Per la realizzazione dell'opera, della lunghezza di circa 1,750 km, sono stati destinati 400.000,00 euro che saranno ulteriormente integrati da risorse comunali pari a euro 450.000,00. La conclusione dei lavori si prevede entro l’estate 2023.

Collegamenti in comune di Olmeneta

Si tratta di collegamenti prevalentemente di tipo turistico - ricreativo che completano e mettono in relazione percorsi esistenti. Con l'intervento saranno messi infatti in  rete i seguenti percorsi:

- Via Brescia

- Naviglio Civico della Città di Cremona.

I nuovi percorsi saranno realizzati prevalentemente utilizzando tracciati e sedimi esistenti, debitamente riqualificati ed attrezzati.

Per la realizzazione dell'opera, della lunghezza di circa 4 km, sono stati destinati 600.000 euro. La conclusione dei lavori si prevede entro l’autunno 2023.

Collegamenti tra Levata, Grontardo e Scandolara Ripa d'Oglio

Si tratta di un collegamento che parte dal centro abitato di Grontardo e si sviluppa in due direzioni.

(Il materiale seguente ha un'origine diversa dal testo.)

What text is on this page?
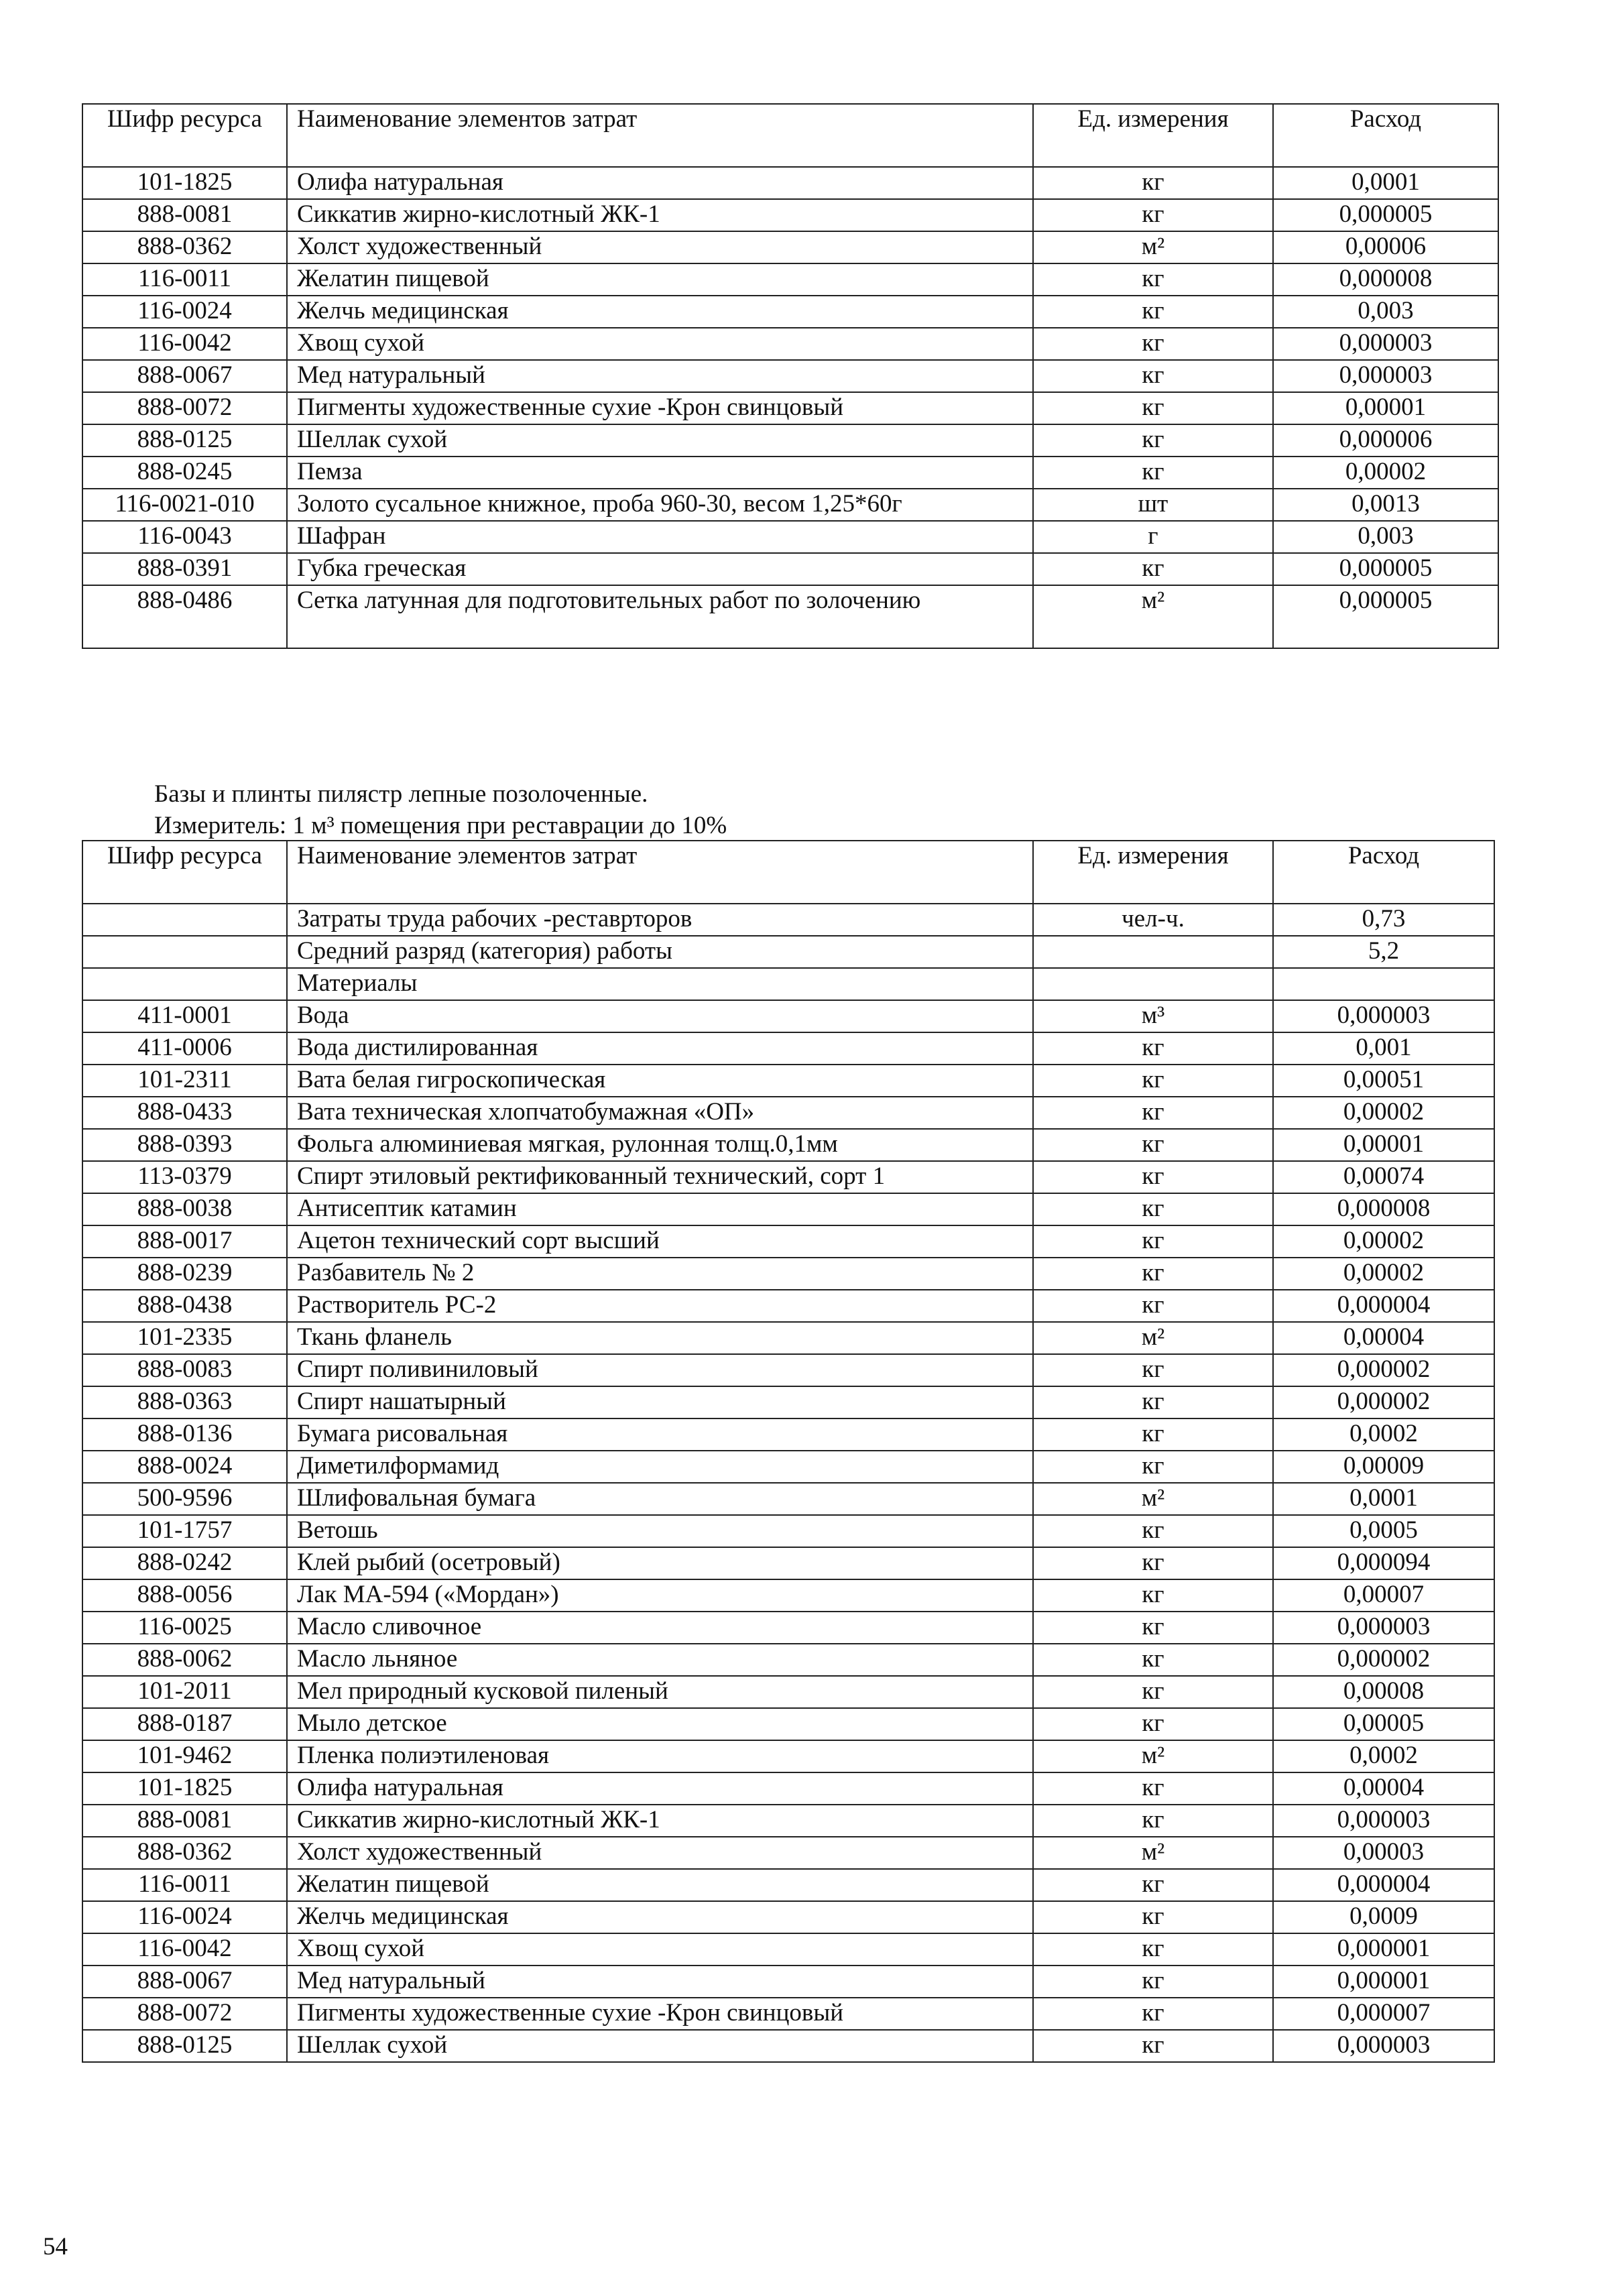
Шифр ресурса	Наименование элементов затрат	Ед. измерения	Расход
101-1825	Олифа натуральная	кг	0,0001
888-0081	Сиккатив жирно-кислотный ЖК-1	кг	0,000005
888-0362	Холст художественный	м²	0,00006
116-0011	Желатин пищевой	кг	0,000008
116-0024	Желчь медицинская	кг	0,003
116-0042	Хвощ сухой	кг	0,000003
888-0067	Мед натуральный	кг	0,000003
888-0072	Пигменты художественные сухие -Крон свинцовый	кг	0,00001
888-0125	Шеллак сухой	кг	0,000006
888-0245	Пемза	кг	0,00002
116-0021-010	Золото сусальное книжное, проба 960-30, весом 1,25*60г	шт	0,0013
116-0043	Шафран	г	0,003
888-0391	Губка греческая	кг	0,000005
888-0486	Сетка латунная для подготовительных работ по золочению	м²	0,000005
Базы и плинты пилястр лепные позолоченные.
Измеритель: 1 м³ помещения при реставрации до 10%
Шифр ресурса	Наименование элементов затрат	Ед. измерения	Расход
	Затраты труда рабочих -реставрторов	чел-ч.	0,73
	Средний разряд (категория) работы		5,2
	Материалы		
411-0001	Вода	м³	0,000003
411-0006	Вода дистилированная	кг	0,001
101-2311	Вата белая гигроскопическая	кг	0,00051
888-0433	Вата техническая хлопчатобумажная «ОП»	кг	0,00002
888-0393	Фольга алюминиевая мягкая, рулонная толщ.0,1мм	кг	0,00001
113-0379	Спирт этиловый ректификованный технический, сорт 1	кг	0,00074
888-0038	Антисептик катамин	кг	0,000008
888-0017	Ацетон технический сорт высший	кг	0,00002
888-0239	Разбавитель № 2	кг	0,00002
888-0438	Растворитель РС-2	кг	0,000004
101-2335	Ткань фланель	м²	0,00004
888-0083	Спирт поливиниловый	кг	0,000002
888-0363	Спирт нашатырный	кг	0,000002
888-0136	Бумага рисовальная	кг	0,0002
888-0024	Диметилформамид	кг	0,00009
500-9596	Шлифовальная бумага	м²	0,0001
101-1757	Ветошь	кг	0,0005
888-0242	Клей рыбий (осетровый)	кг	0,000094
888-0056	Лак МА-594 («Мордан»)	кг	0,00007
116-0025	Масло сливочное	кг	0,000003
888-0062	Масло льняное	кг	0,000002
101-2011	Мел природный кусковой пиленый	кг	0,00008
888-0187	Мыло детское	кг	0,00005
101-9462	Пленка полиэтиленовая	м²	0,0002
101-1825	Олифа натуральная	кг	0,00004
888-0081	Сиккатив жирно-кислотный ЖК-1	кг	0,000003
888-0362	Холст художественный	м²	0,00003
116-0011	Желатин пищевой	кг	0,000004
116-0024	Желчь медицинская	кг	0,0009
116-0042	Хвощ сухой	кг	0,000001
888-0067	Мед натуральный	кг	0,000001
888-0072	Пигменты художественные сухие -Крон свинцовый	кг	0,000007
888-0125	Шеллак сухой	кг	0,000003
54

Una prima verso il Comune di Scandolara Ripa d'Oglio, su un percorso di nuova creazione a margine delle SS.PP. n. 67 e 83.

La seconda direzione si indirizzerà da Grontardo alla sua Frazione di Levata, raggiungendo anche parte degli edifici costruiti a margine della S.P. n. 83 sempre in loc. Levata.

 

Per la realizzazione dell'opera, della lunghezza di circa 4 km, sono stati destinati 600.000 euro. La conclusione dei lavori si prevede entro l’estate 2024.

La Provincia è inoltre coinvolta nella realizzazione dell’itinerario Ven.To (percorso Venezia – Torino ) che in sinergia con AIPO valuta soluzioni viabilistiche compatibili con le strutture esistenze (ponti e stgrade) di propria competenza.